I was then reading a charming book by Jean Mace, The Slaves of the Stomach, and I was learning some valuable lessons from it, when Conseil interrupted me.
"Will master come here a moment?" he said, in a curious voice.
"What is the matter, Conseil?"
"I want master to look."
I rose, went, and leaned on my elbows before the panes and watched.
In a full electric light, an enormous black mass, quite immovable, was suspended in the midst of the waters. I watched it attentively, seeking to find out the nature of this gigantic cetacean. But a sudden thought crossed my mind. "A vessel!" I said, half aloud.
"Yes," replied the Canadian, "a disabled ship that has sunk perpendicularly."
Ned Land was right; we were close to a vessel of which the tattered shrouds still hung from their chains.
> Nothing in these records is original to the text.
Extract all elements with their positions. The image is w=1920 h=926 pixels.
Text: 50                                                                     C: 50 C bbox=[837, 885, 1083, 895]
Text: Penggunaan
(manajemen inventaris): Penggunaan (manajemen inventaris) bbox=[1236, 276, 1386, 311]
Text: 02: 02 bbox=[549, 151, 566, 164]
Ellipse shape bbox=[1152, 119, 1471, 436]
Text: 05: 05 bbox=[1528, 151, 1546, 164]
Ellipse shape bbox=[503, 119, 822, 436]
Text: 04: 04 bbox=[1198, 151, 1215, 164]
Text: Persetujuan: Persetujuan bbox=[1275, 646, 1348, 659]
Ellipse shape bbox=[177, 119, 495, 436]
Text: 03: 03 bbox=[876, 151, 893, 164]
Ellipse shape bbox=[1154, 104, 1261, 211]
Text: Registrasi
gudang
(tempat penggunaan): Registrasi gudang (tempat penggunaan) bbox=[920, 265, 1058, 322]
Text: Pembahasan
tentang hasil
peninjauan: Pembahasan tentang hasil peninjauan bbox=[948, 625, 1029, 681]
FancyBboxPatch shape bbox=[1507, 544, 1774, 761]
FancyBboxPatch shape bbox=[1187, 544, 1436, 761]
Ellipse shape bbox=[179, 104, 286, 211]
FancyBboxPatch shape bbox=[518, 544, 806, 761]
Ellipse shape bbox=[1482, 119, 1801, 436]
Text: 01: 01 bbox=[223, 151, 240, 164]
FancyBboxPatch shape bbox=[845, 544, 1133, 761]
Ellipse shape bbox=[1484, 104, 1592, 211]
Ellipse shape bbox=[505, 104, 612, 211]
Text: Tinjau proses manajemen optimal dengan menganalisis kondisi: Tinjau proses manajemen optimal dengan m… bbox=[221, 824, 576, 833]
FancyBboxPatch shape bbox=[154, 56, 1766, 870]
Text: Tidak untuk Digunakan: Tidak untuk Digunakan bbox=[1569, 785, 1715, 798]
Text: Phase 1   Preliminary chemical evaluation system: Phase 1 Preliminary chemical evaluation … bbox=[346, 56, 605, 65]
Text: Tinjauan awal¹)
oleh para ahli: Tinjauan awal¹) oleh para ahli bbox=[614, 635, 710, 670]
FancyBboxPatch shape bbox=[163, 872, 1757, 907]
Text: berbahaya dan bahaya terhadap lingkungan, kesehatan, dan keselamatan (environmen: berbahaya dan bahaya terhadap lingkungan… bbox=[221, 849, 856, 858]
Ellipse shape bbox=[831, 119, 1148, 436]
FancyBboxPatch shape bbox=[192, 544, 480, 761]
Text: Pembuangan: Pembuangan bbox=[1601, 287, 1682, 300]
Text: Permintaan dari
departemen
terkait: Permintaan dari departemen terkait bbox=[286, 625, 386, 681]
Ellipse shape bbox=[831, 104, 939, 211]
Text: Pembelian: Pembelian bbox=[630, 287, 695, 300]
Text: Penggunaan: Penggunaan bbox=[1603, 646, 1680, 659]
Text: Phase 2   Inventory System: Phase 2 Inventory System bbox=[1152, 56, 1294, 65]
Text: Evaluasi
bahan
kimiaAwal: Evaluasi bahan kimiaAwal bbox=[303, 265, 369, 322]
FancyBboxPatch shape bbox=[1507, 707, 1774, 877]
The keel seemed to be in good order, and it had been wrecked at most some few hours. Three stumps of masts, broken off about two feet above the bridge, showed that the vessel had had to sacrifice its masts. But, lying on its side, it had filled, and it was heeling over to port. This skeleton of what it had once been was a sad spectacle as it lay lost under the waves, but sadder still was the sight of the bridge, where some corpses, bound with ropes, were still lying. I counted five--four men, one of whom was standing at the helm, and a woman standing by the poop, holding an infant in her arms. She was quite young. I could distinguish her features, which the water had not decomposed, by the brilliant light from the Nautilus. In one despairing effort, she had raised her infant above her head-- poor little thing!--whose arms encircled its mother's neck. The attitude of the four sailors was frightful, distorted as they were by their convulsive movements, whilst making a last effort to free themselves from the cords that bound them to the vessel. The steersman alone, calm, with a grave, clear face, his grey hair glued to his forehead, and his hand clutching the wheel of the helm, seemed even then to be guiding the three broken masts through the depths of the ocean.
What a scene! We were dumb; our hearts beat fast before this shipwreck, taken as it were from life and photographed in its last moments. And I saw already, coming towards it with hungry eyes, enormous sharks, attracted by the human flesh.